Speaking as someone having to deal with 1 state machine and 4 date fields to manage custom aspects of the state machine, the tech limitation is part of the state machine
@stephan well… consider this:
• we’re transitioning from a legacy system to our system gradually (a la strangler). Eventually all this work will be done in our new system (booking ads), and then, there won’t be a “booking” or “failure to book” (due to some external system’s rules).
• As we’ve explored the possible reasons why “booking” might fail, we’ve realized that they are all due to a lack of referential integrity in the underlying data (ads pull together concepts like property, supplier, buyer, etc). caused by allowing users to (in previous system) create and book ads from spreadsheets (Airtable)
• We’re almost certain we can avoid those data integrity issues in our current system, because the data is all managed via business rules (forms, controllers, models, etc)

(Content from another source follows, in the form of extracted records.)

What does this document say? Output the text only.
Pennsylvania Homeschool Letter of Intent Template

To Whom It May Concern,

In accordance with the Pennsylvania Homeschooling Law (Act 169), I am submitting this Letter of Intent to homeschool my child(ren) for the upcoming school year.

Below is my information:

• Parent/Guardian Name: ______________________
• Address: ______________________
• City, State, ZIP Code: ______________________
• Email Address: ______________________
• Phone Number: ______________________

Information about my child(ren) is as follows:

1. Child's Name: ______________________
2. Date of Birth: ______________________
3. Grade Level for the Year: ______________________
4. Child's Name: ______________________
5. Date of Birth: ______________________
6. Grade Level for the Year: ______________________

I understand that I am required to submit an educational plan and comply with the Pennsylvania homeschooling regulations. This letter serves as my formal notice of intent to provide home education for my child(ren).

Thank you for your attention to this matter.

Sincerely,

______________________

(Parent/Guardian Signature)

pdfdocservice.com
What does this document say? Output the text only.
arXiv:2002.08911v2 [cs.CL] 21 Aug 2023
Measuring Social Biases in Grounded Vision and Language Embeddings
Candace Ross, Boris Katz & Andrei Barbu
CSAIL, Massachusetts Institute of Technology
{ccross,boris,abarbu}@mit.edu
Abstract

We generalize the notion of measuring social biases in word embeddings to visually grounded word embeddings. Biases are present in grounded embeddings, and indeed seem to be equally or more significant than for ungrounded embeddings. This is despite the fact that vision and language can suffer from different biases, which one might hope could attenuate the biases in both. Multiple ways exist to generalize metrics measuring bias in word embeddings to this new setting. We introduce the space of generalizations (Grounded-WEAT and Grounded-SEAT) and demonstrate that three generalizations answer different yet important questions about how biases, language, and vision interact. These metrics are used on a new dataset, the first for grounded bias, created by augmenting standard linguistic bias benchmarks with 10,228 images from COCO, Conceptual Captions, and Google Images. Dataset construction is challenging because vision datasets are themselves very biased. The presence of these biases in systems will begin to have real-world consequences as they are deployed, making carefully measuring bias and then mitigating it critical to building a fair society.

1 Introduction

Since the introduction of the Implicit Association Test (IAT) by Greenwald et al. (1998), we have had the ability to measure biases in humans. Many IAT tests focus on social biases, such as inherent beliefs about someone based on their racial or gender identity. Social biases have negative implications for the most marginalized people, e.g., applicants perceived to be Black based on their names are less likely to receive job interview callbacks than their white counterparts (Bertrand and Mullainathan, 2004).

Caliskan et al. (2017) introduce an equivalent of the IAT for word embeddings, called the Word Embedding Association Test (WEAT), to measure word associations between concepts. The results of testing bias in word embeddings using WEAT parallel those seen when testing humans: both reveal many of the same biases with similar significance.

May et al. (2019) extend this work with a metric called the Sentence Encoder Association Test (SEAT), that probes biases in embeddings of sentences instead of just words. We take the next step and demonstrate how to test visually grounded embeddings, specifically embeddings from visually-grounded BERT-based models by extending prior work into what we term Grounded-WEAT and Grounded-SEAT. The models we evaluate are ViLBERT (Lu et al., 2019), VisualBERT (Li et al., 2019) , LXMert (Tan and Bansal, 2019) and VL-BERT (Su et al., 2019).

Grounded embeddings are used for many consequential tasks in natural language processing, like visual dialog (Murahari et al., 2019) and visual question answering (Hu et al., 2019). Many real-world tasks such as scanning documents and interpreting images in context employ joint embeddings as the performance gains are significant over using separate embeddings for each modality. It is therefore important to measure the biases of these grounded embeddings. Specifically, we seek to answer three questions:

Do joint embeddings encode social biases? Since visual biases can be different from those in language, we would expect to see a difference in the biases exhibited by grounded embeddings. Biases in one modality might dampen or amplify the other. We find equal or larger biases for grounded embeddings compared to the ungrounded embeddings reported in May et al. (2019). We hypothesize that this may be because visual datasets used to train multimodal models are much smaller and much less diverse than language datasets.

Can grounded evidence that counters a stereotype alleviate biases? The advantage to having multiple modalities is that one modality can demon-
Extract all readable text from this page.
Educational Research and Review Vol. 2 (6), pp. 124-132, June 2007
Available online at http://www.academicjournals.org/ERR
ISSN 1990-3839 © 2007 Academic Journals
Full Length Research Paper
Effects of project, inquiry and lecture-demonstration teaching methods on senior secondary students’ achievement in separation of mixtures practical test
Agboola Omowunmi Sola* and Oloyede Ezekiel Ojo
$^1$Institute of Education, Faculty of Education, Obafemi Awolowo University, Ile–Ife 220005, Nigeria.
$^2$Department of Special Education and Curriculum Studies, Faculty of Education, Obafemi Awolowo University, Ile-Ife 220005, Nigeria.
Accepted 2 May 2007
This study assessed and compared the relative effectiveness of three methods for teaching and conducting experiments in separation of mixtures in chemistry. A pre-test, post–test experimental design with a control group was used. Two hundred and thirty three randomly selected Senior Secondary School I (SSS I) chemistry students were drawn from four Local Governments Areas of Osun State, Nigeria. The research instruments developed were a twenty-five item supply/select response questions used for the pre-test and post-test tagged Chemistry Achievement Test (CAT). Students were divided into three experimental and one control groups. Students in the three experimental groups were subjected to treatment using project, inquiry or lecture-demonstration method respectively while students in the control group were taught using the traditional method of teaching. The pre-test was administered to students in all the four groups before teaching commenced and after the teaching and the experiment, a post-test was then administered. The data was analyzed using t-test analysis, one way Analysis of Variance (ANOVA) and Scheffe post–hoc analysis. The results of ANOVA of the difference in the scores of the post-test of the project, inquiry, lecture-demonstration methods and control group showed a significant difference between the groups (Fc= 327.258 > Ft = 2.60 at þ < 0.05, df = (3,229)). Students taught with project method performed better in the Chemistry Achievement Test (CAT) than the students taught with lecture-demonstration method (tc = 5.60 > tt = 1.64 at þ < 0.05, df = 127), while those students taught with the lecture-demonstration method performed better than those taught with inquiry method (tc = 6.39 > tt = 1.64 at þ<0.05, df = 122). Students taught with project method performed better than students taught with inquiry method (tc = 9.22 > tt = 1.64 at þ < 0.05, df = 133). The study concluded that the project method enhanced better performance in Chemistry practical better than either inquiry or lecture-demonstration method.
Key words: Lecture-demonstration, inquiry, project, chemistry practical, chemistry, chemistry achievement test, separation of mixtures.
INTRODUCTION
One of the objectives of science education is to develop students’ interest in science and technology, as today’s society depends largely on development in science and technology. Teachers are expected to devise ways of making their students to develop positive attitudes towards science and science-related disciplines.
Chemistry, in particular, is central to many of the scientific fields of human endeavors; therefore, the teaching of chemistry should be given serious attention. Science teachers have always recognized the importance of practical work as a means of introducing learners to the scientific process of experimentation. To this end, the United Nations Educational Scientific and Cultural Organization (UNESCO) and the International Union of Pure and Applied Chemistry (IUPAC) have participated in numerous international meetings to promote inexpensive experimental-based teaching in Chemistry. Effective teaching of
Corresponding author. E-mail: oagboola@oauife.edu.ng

• Our current plan is now changing from, Instead of asking the legacy system to book an ad, we’re going to consider it booked when the user requests it so… and then we’ll achieve eventual consistency and notify that legacy system of the new state change (since our data should be considered the source of truth).
• when that fails (legacy system doesn’t agree that booking is possible), we follow support channels to FIX THE LEGACY SYSTEM DATA.
Thus, I think we’ve just removed those states from the state machine, because they didn’t really belong to the business or the domain.
They were introduced because of a technology and a solution.